Rather than adopting a low-fat diet, it’s more important to focus on eating beneficial “good” fats and avoiding harmful “bad” fats. Fat is an important part of a healthy diet. Choose foods with “good” unsaturated fats, limit foods high in saturated fat, and avoid “bad” trans fat.
- “Good” unsaturated fats — Monounsaturated and polyunsaturated fats — lower disease risk. Foods high in good fats include vegetable oils (such as olive, canola, sunflower, soy, and corn), nuts, seeds, and fish.
- “Bad” fats — trans fats — increase disease risk, even when eaten in small quantities. Foods containing trans fats are primarily in processed foods made with trans fat from partially hydrogenated oil. Fortunately, trans fats have been eliminated from many of these foods.
- Saturated fats, while not as harmful as trans fats, by comparison with unsaturated fats negatively impact health and are best consumed in moderation. Foods containing large amounts of saturated fat include red meat, butter, cheese, and ice cream. Some plant-based fats like coconut oil and palm oil are also rich in saturated fat.

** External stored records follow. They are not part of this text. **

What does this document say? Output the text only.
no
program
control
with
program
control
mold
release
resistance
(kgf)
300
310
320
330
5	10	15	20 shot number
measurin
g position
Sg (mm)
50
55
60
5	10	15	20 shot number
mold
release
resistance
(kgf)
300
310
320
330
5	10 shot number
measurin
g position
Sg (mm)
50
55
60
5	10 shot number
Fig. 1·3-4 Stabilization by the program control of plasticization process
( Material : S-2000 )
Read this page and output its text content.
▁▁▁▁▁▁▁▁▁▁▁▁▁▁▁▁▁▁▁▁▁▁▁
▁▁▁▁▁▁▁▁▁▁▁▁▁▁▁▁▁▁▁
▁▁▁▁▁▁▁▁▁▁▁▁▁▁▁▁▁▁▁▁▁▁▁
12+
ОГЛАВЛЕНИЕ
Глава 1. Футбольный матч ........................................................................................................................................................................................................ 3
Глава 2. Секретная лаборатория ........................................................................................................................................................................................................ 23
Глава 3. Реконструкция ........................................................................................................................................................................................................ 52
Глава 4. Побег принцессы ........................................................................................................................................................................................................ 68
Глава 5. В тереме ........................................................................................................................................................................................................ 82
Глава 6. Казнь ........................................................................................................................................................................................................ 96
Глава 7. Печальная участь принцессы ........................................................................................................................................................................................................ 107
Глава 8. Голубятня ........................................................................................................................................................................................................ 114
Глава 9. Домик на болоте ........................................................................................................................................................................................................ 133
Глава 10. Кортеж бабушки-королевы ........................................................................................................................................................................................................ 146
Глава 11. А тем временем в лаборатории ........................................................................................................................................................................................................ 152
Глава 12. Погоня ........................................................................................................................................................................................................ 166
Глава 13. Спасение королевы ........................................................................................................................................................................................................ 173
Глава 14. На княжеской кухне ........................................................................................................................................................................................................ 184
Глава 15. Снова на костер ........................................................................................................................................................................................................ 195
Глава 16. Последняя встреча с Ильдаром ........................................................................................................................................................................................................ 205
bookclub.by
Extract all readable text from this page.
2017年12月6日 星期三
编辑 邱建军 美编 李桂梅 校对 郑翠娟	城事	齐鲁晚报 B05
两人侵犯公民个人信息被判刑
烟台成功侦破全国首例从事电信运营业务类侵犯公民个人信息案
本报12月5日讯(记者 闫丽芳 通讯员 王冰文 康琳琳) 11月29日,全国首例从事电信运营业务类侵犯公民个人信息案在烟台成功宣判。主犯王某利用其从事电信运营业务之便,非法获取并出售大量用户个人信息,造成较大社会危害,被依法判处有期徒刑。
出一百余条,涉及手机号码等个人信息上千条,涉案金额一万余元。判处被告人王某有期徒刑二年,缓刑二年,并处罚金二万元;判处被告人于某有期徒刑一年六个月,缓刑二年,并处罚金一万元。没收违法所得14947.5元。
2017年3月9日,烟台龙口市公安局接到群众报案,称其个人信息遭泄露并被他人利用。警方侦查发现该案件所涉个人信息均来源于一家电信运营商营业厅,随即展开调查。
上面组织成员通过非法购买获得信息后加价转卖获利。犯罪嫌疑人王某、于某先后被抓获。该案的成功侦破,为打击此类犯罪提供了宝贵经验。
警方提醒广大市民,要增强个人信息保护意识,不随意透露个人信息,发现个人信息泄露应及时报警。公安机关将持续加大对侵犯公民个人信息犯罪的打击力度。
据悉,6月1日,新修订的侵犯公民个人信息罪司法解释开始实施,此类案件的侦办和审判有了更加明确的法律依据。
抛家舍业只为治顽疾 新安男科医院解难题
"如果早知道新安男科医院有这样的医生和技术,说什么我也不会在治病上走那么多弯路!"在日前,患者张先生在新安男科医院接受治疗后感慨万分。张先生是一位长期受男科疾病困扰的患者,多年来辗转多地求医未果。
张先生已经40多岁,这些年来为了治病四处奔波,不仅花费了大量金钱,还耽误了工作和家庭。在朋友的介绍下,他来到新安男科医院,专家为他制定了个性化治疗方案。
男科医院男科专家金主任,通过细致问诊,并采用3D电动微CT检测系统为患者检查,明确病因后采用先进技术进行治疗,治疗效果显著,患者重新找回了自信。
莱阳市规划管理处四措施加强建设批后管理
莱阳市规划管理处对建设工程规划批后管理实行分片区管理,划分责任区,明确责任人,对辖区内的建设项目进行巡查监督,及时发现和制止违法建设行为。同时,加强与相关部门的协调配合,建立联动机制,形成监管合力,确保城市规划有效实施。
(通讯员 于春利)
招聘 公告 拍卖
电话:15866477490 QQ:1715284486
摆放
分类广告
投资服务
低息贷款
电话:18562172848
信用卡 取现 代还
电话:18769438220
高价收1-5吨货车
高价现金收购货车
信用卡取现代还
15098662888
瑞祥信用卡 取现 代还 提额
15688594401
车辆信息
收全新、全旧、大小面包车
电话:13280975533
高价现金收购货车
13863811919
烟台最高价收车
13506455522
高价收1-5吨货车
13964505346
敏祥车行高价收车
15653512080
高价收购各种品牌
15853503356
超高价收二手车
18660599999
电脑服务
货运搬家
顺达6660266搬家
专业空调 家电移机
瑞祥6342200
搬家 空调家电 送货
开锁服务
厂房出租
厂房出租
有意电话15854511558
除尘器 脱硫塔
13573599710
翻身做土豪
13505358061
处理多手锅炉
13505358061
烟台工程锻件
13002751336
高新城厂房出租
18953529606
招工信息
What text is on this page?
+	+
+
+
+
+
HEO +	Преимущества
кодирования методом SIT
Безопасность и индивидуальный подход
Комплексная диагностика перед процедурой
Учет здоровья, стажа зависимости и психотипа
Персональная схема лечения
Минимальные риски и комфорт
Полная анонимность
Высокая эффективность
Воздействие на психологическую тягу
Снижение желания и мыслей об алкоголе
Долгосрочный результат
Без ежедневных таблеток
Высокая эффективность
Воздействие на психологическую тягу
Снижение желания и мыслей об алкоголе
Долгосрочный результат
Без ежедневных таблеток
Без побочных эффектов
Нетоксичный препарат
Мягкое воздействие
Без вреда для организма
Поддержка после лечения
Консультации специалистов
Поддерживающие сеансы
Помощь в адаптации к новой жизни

- When you cut back on foods like red meat and butter, replace them with fish, beans, nuts, and healthy oils instead of refined carbohydrates.
Read more about healthy fats in this “Ask the Expert” with HSPH’s Dr. Walter Willett and Amy Myrdal Miller, M.S., R.D., formerly of The Culinary Institute of America
1. Siri-Tarino, P.W., et al., Saturated fatty acids and risk of coronary heart disease: modulation by replacement nutrients. Curr Atheroscler Rep, 2010. 12(6): p. 384-90.
2. Hu, F.B., Are refined carbohydrates worse than saturated fat? Am J Clin Nutr, 2010. 91(6): p. 1541-2.
3. Jakobsen, M.U., et al., Intake of carbohydrates compared with intake of saturated fatty acids and risk of myocardial infarction: importance of the glycemic index. Am J Clin Nutr, 2010. 91(6): p. 1764-8.
4. Hu, F.B., et al., Dietary fat intake and the risk of coronary heart disease in women. N Engl J Med, 1997. 337(21): p. 1491-9.
5. Ascherio, A., et al., Dietary fat and risk of coronary heart disease in men: cohort follow up study in the United States. BMJ, 1996. 313(7049): p. 84-90.
6. Hu, F.B., J.E. Manson, and W.C. Willett, Types of dietary fat and risk of coronary heart disease: a critical review. J Am Coll Nutr, 2001. 20(1): p. 5-19.